INDIANAPOLIS -- Police track down criminals and missing people, but how do they track their K-9s?
After Indiana State Police K-9 Apache went missing for nearly 12 hours, Call 6 Investigates found that most police departments in Indiana don't track their K-9s with any sort of device.
One department that does -- the Indiana Department of Natural Resources.
"We do a lot of off-leash stuff," said DNR Officer Matt Tholen. Tholen and K-9 Drake are conservation officers.
The DNR has been using specialized GPS trackers on their K-9s for years. As a virtual eye in the sky, they watch Drake's every step.
As K-9 drake chased a ball in Boone County, the device showed his exact position.
"The ones we use update every two seconds," Tholen said. "On the map it actually shows you."
One of K-9 Drake's best skills is tracking, so when he goes through rough terrain, it can be easy to get hundreds of yards away in a matter of seconds.
"We've done area searches in the woods and for me to keep behind that dog that's running, it's pretty difficult sometimes," Tholen said.
They use it for real-time tracking, but the device also keeps a recording of the dog's path that can be downloaded and used for evidence.

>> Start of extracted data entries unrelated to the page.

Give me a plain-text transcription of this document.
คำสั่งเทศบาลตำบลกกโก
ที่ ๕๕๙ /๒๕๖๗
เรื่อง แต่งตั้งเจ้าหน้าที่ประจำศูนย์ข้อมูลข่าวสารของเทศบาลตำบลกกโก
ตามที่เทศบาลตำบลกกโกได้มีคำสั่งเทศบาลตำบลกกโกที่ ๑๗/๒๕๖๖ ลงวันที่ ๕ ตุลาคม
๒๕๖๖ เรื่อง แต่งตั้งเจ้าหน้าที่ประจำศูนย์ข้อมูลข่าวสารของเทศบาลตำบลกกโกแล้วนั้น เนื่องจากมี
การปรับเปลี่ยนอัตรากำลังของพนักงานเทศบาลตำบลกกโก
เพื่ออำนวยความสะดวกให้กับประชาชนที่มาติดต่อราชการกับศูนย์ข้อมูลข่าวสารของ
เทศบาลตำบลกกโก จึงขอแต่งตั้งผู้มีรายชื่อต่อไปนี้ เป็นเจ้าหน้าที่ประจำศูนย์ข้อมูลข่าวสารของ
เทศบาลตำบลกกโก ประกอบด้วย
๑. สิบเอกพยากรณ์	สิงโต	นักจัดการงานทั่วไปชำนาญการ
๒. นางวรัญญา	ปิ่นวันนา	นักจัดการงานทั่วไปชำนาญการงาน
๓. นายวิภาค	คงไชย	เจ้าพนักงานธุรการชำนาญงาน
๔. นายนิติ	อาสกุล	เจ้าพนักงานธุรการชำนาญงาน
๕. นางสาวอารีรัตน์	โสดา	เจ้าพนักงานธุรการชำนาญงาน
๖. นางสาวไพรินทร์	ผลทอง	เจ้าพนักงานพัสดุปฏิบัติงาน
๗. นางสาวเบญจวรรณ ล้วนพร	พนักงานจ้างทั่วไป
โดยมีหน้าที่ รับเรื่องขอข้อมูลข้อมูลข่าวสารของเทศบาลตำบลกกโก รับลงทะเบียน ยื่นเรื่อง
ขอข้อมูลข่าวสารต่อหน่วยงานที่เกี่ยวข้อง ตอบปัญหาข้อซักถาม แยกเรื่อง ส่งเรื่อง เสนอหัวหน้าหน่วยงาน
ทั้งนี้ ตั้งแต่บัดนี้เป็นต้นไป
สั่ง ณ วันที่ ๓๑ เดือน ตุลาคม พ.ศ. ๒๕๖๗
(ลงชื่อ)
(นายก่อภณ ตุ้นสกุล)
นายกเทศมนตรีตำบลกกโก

"You can put it on an overlay of a map and get the land owners -- and you can see where they've been and where the dog has tracked at," Tholen said.
The DNR says it's a game-changer to make sure their K-9 partners stay safe. The organization has had calls from other departments about the GPS units. ISP and Indianapolis Metropolitan Police Department say they're looking into the trackers to see what works best.